Services provided by the government such as higher education are important in our everyday lives. In the words of the great philosopher, John Adams, “Government is instituted for the common good; for the protection, safety, prosperity, and happiness of the people; and not for profit, honor, or private interest of any one man, family, or class of men; therefore, the people alone have an incontestable, unalienable, and indefeasible right to institute government; and to reform, alter, or totally change the same, when their protection, safety, prosperity, and happiness require it.” Should public universities be allowed to raise tuition at levels higher than the rate of inflation? What if that means many administrators will be vulnerable to job loss and career changes?
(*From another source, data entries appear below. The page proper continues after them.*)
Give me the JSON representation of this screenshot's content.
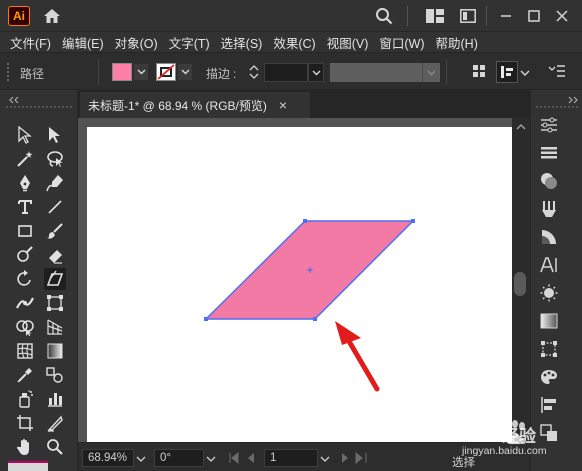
{
  "app": {
    "logo": "Ai",
    "accent": "#ff7b00"
  },
  "menu": [
    "文件(F)",
    "编辑(E)",
    "对象(O)",
    "文字(T)",
    "选择(S)",
    "效果(C)",
    "视图(V)",
    "窗口(W)",
    "帮助(H)"
  ],
  "control": {
    "object_type": "路径",
    "fill_color": "#ff7fa8",
    "stroke_label": "描边",
    "stroke_value": ""
  },
  "document": {
    "tab_title": "未标题-1* @ 68.94 % (RGB/预览)",
    "close_label": "×"
  },
  "shape": {
    "fill": "#f27aa5",
    "stroke": "#4f6ff2"
  },
  "status": {
    "zoom": "68.94%",
    "rotation": "0°",
    "artboard": "1",
    "mode": "选择"
  },
  "watermark": {
    "brand": "Baidu 经验",
    "url": "jingyan.baidu.com"
  },
  "icons": [
    "home-icon",
    "search-icon",
    "workspace-icon",
    "window-minimize-icon",
    "window-maximize-icon",
    "window-close-icon"
  ]
}
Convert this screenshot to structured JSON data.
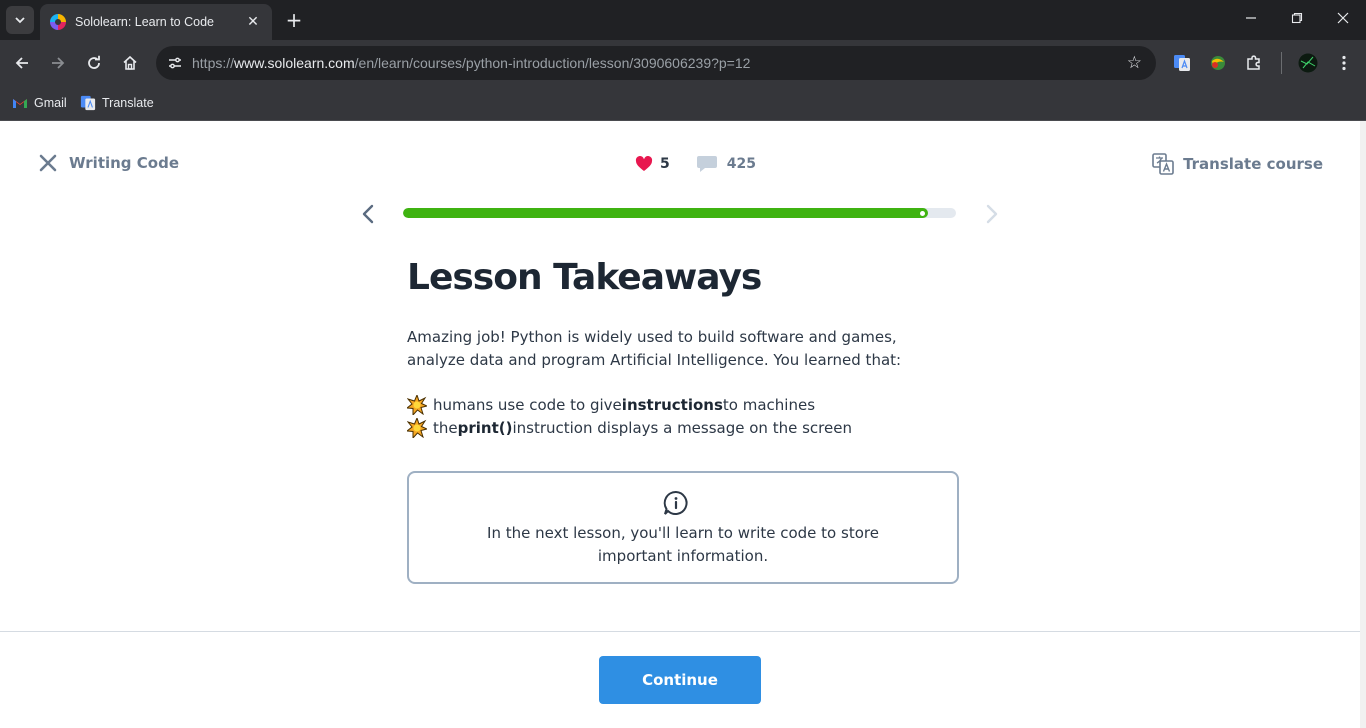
{
  "browser": {
    "tab_title": "Sololearn: Learn to Code",
    "url_scheme": "https://",
    "url_host": "www.sololearn.com",
    "url_path": "/en/learn/courses/python-introduction/lesson/3090606239?p=12",
    "bookmarks": [
      {
        "label": "Gmail",
        "icon": "gmail-icon"
      },
      {
        "label": "Translate",
        "icon": "translate-icon"
      }
    ]
  },
  "lesson": {
    "name": "Writing Code",
    "hearts": "5",
    "comments": "425",
    "translate_label": "Translate course",
    "progress": 0.95
  },
  "content": {
    "heading": "Lesson Takeaways",
    "intro": "Amazing job! Python is widely used to build software and games, analyze data and program Artificial Intelligence. You learned that:",
    "bullets": [
      {
        "before": "humans use code to give ",
        "bold": "instructions",
        "after": " to machines"
      },
      {
        "before": "the ",
        "bold": "print()",
        "after": " instruction displays a message on the screen"
      }
    ],
    "info_text": "In the next lesson, you'll learn to write code to store important information."
  },
  "footer": {
    "continue_label": "Continue"
  },
  "colors": {
    "progress": "#3fb311",
    "heart": "#e8174f",
    "primary_button": "#2f8fe3"
  }
}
How much should a taxpaying American pay for access to their own institutions?

There are some tough questions administrators in higher education have to answer. For example, what led to the 15 percent growth in university executive, administrative and managerial offices during the recession despite the slashing of the budget and the raising of tuition on our families and friends (University Growth during Recession)? Has American higher education shifted focus from being a public institution to performing as a profit-generating machine? Has the profit-driving nature of our corporations and business sectors infiltrated the strategic plans of our educational institutions? That’s a hard question to answer now, but I am positive that soon, we all shall see.

Author: Mr. William Clements has is a Department Chair and Professor of Criminal Justice and an adjunct professor of psychology, at higher education institutions. He possesses a Bachelor of Science Degree in Justice Studies, a Master of Science Degree in Forensic Psychology, and he is currently an A.B.D. in Public Policy and Administration, completing the last two chapters of his dissertation. He has served in the field of public service for a total of 11 plus years and is a well-read enthusiast for topics of economics, politics, and most of all, public policy.